Review Of North Spore Organic Lion’s Mane ‘Spray & Grow’ Mushroom Growing Kit

I purchased the North Spore organic lion’s mane mushroom kit at a supermarket (Woodman’s in Buffalo Grove, Ill.) The store sold it for only $20. I’m not sure if North Spore has agreements with other retailers, but locally scoring a kit might save you ten bucks. On the other hand, the online bag may be fresh and packed-to-order. I have no idea how long my kit sat on the shelf.

Even if my kit was old, the spores were healthy. I got four nice flushes of lion’s mane mushrooms. A couple years ago at a Whole Foods, I purchased a carton of lion’s manes for $10. (They were already soggy and yellow inside, but the price works anyway for reference.) If each flush was worth about $10, the kit paid for itself, even at a $30 online price.

The rotten lion’s manes I bought at Whole Foods were not organic. Mushrooms, as opposed to a fast-growing plant such as cilantro, are a type of organism that soaks up and stores many different elements and compounds from its environment. Some mushroom species even absorb radioactive compounds. I wouldn’t want to grow mushrooms off a spore block that had been treated with conventional agrochemicals.
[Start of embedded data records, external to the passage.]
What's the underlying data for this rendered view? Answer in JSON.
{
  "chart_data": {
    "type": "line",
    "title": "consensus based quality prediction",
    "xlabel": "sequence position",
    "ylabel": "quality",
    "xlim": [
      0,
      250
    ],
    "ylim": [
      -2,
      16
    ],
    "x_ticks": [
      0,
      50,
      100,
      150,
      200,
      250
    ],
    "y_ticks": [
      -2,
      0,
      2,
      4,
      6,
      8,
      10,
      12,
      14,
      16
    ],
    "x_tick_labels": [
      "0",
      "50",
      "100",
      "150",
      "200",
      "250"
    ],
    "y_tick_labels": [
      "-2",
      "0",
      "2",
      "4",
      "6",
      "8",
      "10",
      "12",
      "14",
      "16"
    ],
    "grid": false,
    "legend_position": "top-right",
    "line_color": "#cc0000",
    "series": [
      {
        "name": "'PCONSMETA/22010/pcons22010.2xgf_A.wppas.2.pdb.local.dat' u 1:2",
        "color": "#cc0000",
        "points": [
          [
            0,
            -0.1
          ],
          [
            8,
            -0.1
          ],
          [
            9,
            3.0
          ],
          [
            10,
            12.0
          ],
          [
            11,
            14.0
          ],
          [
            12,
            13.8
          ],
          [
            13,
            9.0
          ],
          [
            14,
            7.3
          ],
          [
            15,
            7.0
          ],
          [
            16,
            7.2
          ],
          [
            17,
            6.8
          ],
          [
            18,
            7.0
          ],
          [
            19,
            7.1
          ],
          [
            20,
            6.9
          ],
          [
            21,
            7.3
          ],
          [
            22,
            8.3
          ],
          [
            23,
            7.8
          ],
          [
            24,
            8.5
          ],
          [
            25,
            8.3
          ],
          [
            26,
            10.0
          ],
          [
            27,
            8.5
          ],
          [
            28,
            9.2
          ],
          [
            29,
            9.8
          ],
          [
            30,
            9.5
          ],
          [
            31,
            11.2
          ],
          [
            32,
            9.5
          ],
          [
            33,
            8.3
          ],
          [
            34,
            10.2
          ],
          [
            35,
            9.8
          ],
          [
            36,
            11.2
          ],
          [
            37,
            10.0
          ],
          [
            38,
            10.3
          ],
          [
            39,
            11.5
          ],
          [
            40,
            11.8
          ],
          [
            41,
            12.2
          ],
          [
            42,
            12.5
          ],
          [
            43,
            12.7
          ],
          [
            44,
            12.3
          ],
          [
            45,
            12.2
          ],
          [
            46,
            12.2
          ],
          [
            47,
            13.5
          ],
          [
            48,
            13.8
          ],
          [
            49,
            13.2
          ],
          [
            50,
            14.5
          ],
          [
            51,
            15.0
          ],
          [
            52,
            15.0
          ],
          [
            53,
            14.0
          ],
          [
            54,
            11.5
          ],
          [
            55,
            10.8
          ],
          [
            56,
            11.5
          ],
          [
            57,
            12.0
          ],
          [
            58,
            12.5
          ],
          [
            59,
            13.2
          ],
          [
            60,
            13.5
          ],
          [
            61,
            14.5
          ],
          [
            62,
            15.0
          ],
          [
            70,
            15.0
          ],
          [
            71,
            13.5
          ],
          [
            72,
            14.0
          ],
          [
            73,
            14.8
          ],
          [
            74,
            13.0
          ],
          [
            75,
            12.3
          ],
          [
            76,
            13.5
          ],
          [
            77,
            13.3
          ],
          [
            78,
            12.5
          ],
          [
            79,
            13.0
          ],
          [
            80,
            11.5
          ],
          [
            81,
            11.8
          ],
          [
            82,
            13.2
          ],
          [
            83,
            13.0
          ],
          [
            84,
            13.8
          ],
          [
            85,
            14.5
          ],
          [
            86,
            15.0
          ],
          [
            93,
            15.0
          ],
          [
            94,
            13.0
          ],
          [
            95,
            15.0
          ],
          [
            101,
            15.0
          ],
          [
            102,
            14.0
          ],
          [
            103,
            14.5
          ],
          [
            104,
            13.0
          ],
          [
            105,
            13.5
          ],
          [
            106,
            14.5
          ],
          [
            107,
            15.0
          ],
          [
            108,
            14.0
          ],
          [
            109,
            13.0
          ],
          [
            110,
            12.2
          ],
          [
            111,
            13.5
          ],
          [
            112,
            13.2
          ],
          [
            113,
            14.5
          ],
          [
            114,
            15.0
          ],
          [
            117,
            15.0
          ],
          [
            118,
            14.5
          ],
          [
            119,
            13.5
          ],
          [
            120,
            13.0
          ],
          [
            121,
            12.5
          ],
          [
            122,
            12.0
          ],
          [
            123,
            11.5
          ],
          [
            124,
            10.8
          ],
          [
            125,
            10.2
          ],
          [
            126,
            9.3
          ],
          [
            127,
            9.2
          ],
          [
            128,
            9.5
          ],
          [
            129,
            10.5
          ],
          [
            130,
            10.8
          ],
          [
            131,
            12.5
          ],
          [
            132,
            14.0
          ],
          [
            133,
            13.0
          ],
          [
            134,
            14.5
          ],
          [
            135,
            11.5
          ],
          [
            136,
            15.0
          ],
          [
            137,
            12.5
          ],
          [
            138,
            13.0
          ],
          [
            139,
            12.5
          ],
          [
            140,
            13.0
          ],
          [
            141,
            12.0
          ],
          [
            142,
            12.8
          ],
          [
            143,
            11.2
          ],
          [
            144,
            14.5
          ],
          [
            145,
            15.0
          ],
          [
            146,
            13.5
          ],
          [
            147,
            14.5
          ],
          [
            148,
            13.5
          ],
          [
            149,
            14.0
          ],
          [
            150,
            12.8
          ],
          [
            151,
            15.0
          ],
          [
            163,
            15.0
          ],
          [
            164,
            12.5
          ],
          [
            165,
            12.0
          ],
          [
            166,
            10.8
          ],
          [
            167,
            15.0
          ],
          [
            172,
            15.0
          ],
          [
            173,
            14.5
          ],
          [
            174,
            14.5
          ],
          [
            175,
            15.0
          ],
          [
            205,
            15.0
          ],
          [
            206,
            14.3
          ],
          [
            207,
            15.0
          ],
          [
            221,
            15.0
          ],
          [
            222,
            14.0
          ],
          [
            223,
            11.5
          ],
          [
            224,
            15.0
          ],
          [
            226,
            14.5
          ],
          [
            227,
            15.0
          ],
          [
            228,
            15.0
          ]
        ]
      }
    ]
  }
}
Seeing the USDA-certified-organic badge on the North Spore kit was a huge bonus.

So was the kit “worth it” as far as culinary, health, or spiritual value? Absolutely! I adored the taste of the lion’s mane mushrooms. The funny thing is I can’t tell you how they tasted. Each mushroom seemed different. Sometimes I thought they tasted like chicken. Sometimes maple syrup. Tasting and preparing them over and over was a treat.

I prepared them as simply as possible. I sliced them. Then I sautéd them in hot butter and used a long, flexible spatula to press them down into the pan, which is like a lazy way of doing a Japanese technique I saw for cooking a maitake mushroom “steak” by placing a weight on top. Toward the end of cooking I sprinkled them with salt and pepper.

The speed and simplicity of this preparation kept the shroom kit from becoming a chore. The kit said to harvest them before they began to yellow. Each time I saw the hue of a tiny spine/tooth of a mushroom start to change, I’d harvest the entire kit, cook them all, and eat them in less than 30 minutes. This kept the mushrooms from becoming just another ingredient going bad in my kitchen. I never had to plan a dish or meal around them. Plus, I thought it wouldn’t do justice to the lion’s mane to cook it into a stir-fry or a soup.

Each time I ate the lion’s manes, I thought they were tasty, and then I did the dishes and forgot about them, just like all the other tasty things I eat. But then, the strangest thing would happen. Forty minutes later, I’d have a thought about the lion’s manes again. I’d remember the smell of the mushroom when I broke it off the mycelium block, and then I’d remember the smell of the mushroom when it was cooking. Over the next two to six hours, all kinds of intrusive thoughts about the lion’s mane would pop into my head. Thoughts of the texture of the mushroom when I chewed it up. Thoughts of the physical appearance of the spines/teeth and the way they felt when I handled them on the cutting board. These little half-formed sense-memories pushed their way into my mind like a mushroom pushing up from the ground!

Probably it was possible to coax more than four flushes from my North Shore lion’s mane kit, but I went on vacation. The day before leaving, I set up a cup of water with a string leading to the mycelium block. I thought the mushroom could “feed itself” by sucking water from the string. I forgot about siphons. In less than an hour, siphon power sucked all the water out of the cup and deposited it into the kit and all over my countertop.

The cardboard box and plastic bag of the lion’s mane kit were completely soaked in water. I drained as much as I could, then propped up the kit and left for my trip. I figured that was the end. Imagine my surprise when I returned a week later and was greeted by a large, crude-looking lion’s mane.

If I had been home, rather than on vacation, I would have harvested this shroom before it became quite so pinky gold, but it was still perfectly good.

This was the only fresh food in the house! Right away I cooked and ate it.

Cross section of lion's mane mushroom
Perhaps because it grew with a shortage of water, this mushroom was more thin and tree-like than the dense, bulbous lion’s manes I’d harvested on the first three flushes.

That fourth flush turned out to be my last. After that, I sprayed every day for more than two weeks. Meanwhile, the exposed surface of the mycelium block turned more gold, brown, and black. I found no more pins. I decided to compost the kit in a local waterway (Bubbly Creek). When I took the block out of the plastic, I saw plenty of healthy-looking white mycelium on the three sides of the block that’s been covered by cardboard. I guessed I could have tried slicing a different side of the package to coax out another flush, but I’d already committed to setting the mushroom free. Down Bubbly Creek it flowed, perchance to grow.